To give you a little perspective: with most of my anthologies, I only have room to publish about 10% of the stories that are submitted. So that figure alone should tell you that even brilliant, exquisite, amazing stories by the very numbers game that is publishing and word counts will get rejected at some point. It's part of life, and part of writing. I have no illusion that my version of "best" is truly "better" than someone else's, but one thing I've learned, by trial and error and plenty of self-doubt and failure along the way, is that all I can ever do is my best. When I try to be someone else's version of "best," I always get myself in trouble. When I assume whoever has hired me for any job wants someone else's talents, or I tell myself I'm a worthless hack and shouldn't have gotten the gig, which has happened both in the past and far more recently, I always falter because it's an impossible expectation to be someone else and do what they would have done. I can't promise that. I can only deliver what I know how to deliver, and when I focus on that job, I do pretty well. When I strive to please some mythical version of perfectionism where I lull myself into thinking everyone will love everything I do, I may as will give up before I've even started.

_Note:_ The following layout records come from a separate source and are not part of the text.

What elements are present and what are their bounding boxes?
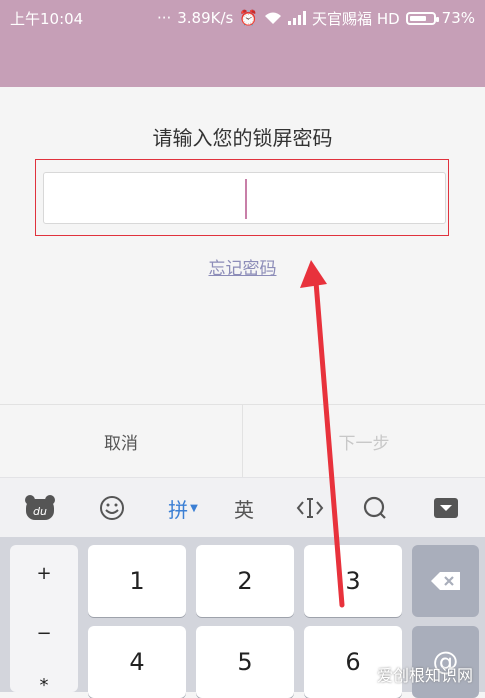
english-mode-button[interactable]: 英	[214, 478, 274, 538]
cursor-move-icon[interactable]	[280, 478, 340, 538]
key-3[interactable]: 3	[304, 545, 402, 617]
battery-percent: 73%	[441, 9, 475, 27]
svg-text:du: du	[33, 505, 47, 518]
dialog-actions: 取消 下一步	[0, 404, 485, 478]
pinyin-mode-button[interactable]: 拼 ▼	[153, 478, 213, 538]
key-1[interactable]: 1	[88, 545, 186, 617]
status-time: 上午10:04	[10, 9, 84, 28]
cancel-button[interactable]: 取消	[0, 405, 243, 478]
baidu-logo-icon[interactable]: du	[10, 478, 70, 538]
battery-icon	[405, 11, 439, 25]
emoji-icon[interactable]	[82, 478, 142, 538]
backspace-icon	[430, 572, 460, 590]
wifi-icon	[265, 12, 282, 24]
status-bar: 上午10:04 ··· 3.89K/s ⏰ 天官赐福 HD 73%	[0, 0, 485, 87]
caret-down-icon: ▼	[190, 502, 198, 514]
english-label: 英	[234, 497, 254, 522]
dialog-title: 请输入您的锁屏密码	[152, 126, 333, 150]
watermark: 爱创根知识网	[376, 666, 473, 685]
status-right: ··· 3.89K/s ⏰ 天官赐福 HD 73%	[157, 8, 475, 29]
key-2[interactable]: 2	[196, 545, 294, 617]
pinyin-label: 拼	[168, 497, 189, 522]
forgot-password-link[interactable]: 忘记密码	[0, 254, 485, 279]
alarm-icon: ⏰	[239, 9, 259, 27]
symbol-key[interactable]: +	[10, 563, 78, 584]
symbol-key[interactable]: *	[10, 675, 78, 696]
network-speed: 3.89K/s	[177, 9, 234, 27]
symbol-key[interactable]: −	[10, 623, 78, 644]
next-step-button[interactable]: 下一步	[243, 405, 485, 478]
notification-dots-icon: ···	[156, 9, 172, 27]
text-caret	[245, 179, 247, 219]
input-highlight-box	[35, 159, 449, 236]
keyboard-toolbar: du 拼 ▼ 英	[0, 477, 485, 538]
backspace-button[interactable]	[412, 545, 479, 617]
search-icon[interactable]	[345, 478, 405, 538]
key-5[interactable]: 5	[196, 626, 294, 698]
key-4[interactable]: 4	[88, 626, 186, 698]
signal-icon	[288, 11, 307, 25]
hide-keyboard-icon[interactable]	[416, 478, 476, 538]
carrier-name: 天官赐福 HD	[312, 9, 400, 28]
lockscreen-password-dialog: 请输入您的锁屏密码 忘记密码 取消 下一步	[0, 87, 485, 478]
password-input[interactable]	[43, 172, 446, 224]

So in a way, it's actually fabulous for me that someone thinks my new book is "poorly written" and boring because it shows that we all have different tastes and opinions, as we should. If that opinion spurs that reader on to further her own career, I consider that a win for the creative world too. It may not be personally pleasant for me, but it's perhaps a backhanded compliment that I am happy to accept, because I want my books to inspire people to write, whatever their opinion about the content. I was a failing law student when I wrote my first erotica story; I had no clue what I was doing, but I did it anyway. If my little books can be that catalyst for someone, that's awesome.

All that to say, I love erotica for its endless possibilities, for all the new writers flocking to it every day and all the ones who've been doing it for longer than I've been alive. I hope everyone who's ever read anything, be it a book, magazine, newspaper, blog post (ahem) and thought, I could write something better than this stops reading immediately and busts out their pen and paper or computer and gets to writing their story.

It's every bit a work in progress, but I launched because I want to help those who face hurdles, internal or external, to doing exactly that, get over those hurdles, get writing and, if they so desire, get their writing in front of readers. If that's your goal, don't let anyone else's book or words or your own fears stop you. That's what I'm all about, that's what we'll be exploring in my LitReactor class starting next week, and that's what I've been thinking about ever since I read that review, the one I'm supposed to be stoic and pretend I didn't see. But I did; I'm human, and that's another thing I refuse to apologize for. Whatever you like to do with words: writing, reading, speaking, I hope you do it with gusto!